In terms of assets quality, the lender reported Non-Performing Loan (NPL) of 2.1 per cent from 2.2 per cent reported in 2019 while Capital Adequacy Ratio closed H1 2020 at 15.6 per cent from 14.7 per cent reported in 2019.

Chief Executive Officer, Sterling Bank, Abubakar Suleman in a statement said, “Our impressive half year performance in the face of the COVID-19 pandemic and the ensuing economic disruption belies the rough seas ahead.
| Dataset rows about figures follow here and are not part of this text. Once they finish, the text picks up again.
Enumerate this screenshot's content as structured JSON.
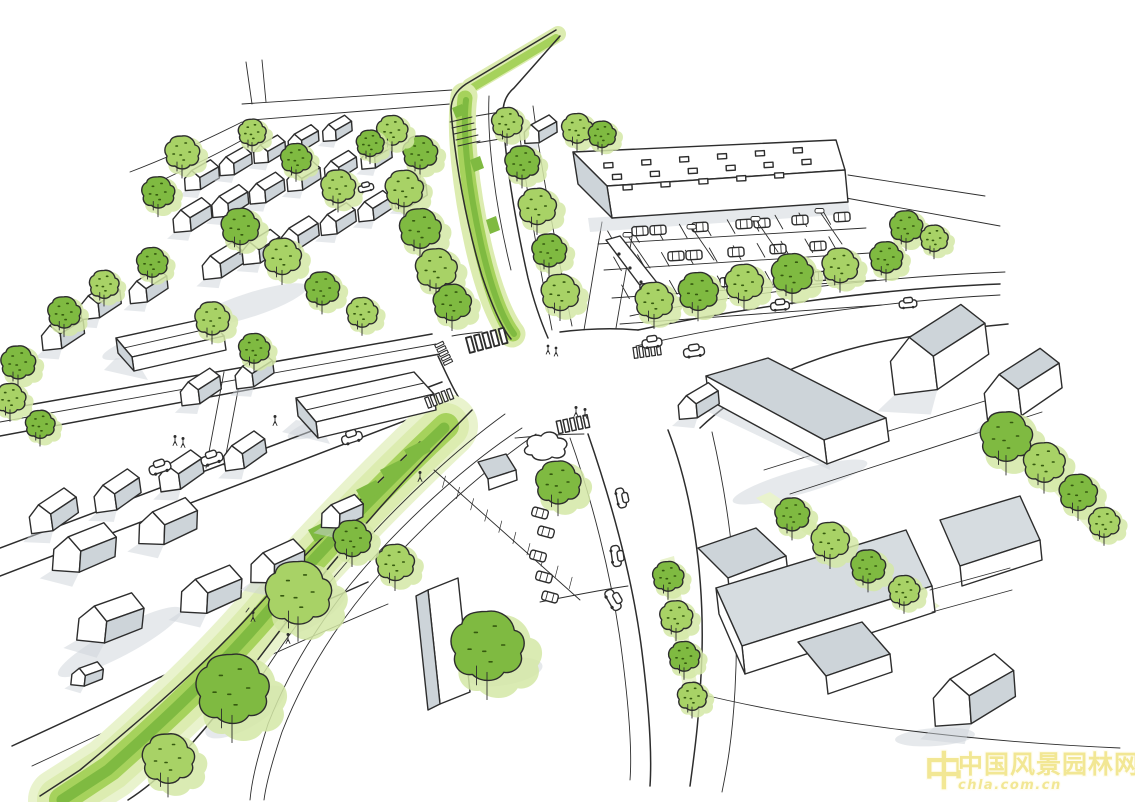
{
  "watermark": {
    "logo_glyph": "中",
    "line1": "中国风景园林网",
    "line2": "chla.com.cn"
  },
  "palette": {
    "paper": "#ffffff",
    "ink": "#2d2d2d",
    "shadow_gray": "#cdd4d9",
    "tree_green": "#a8d266",
    "tree_green_dark": "#7fba41",
    "tree_halo": "#d3e8a6",
    "greenway_light": "#dcecb0",
    "greenway_bright": "#a6d25c",
    "greenway_pale": "#e9f3cd",
    "watermark_yellow": "#f1e58c"
  }
}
In the second quarter of the reporting period, we focused on empowering our stakeholders to respond to the unprecedented disruption occasioned by prolonged restriction to movement while supporting them to adapt to new ways of banking.

“Our commitment to digitization was validated as we continued to serve existing & new customers through our mobile and digital platforms. We also responded to the uncertainty by doubling down on cost optimization while leveraging our existing remote work policy to keep our workforce productive without risking COVID-19 infection. Notwithstanding rising inflation, we were able to moderate operating expenses during H1 2020 to deliver a net profit comparable to the first half of 2019.

“In the second half of the year, our focus remains the same; retooling our employees to function optimally while observing social distancing, enhancing our execution capacity and enabling our customers to thrive in the middle of a pandemic. We will continue to focus on the sectors that are critical to the well-being of the economy, or as we call it, the HEART sectors (Health, Education, Agriculture, Renewable Energy and Transportation).”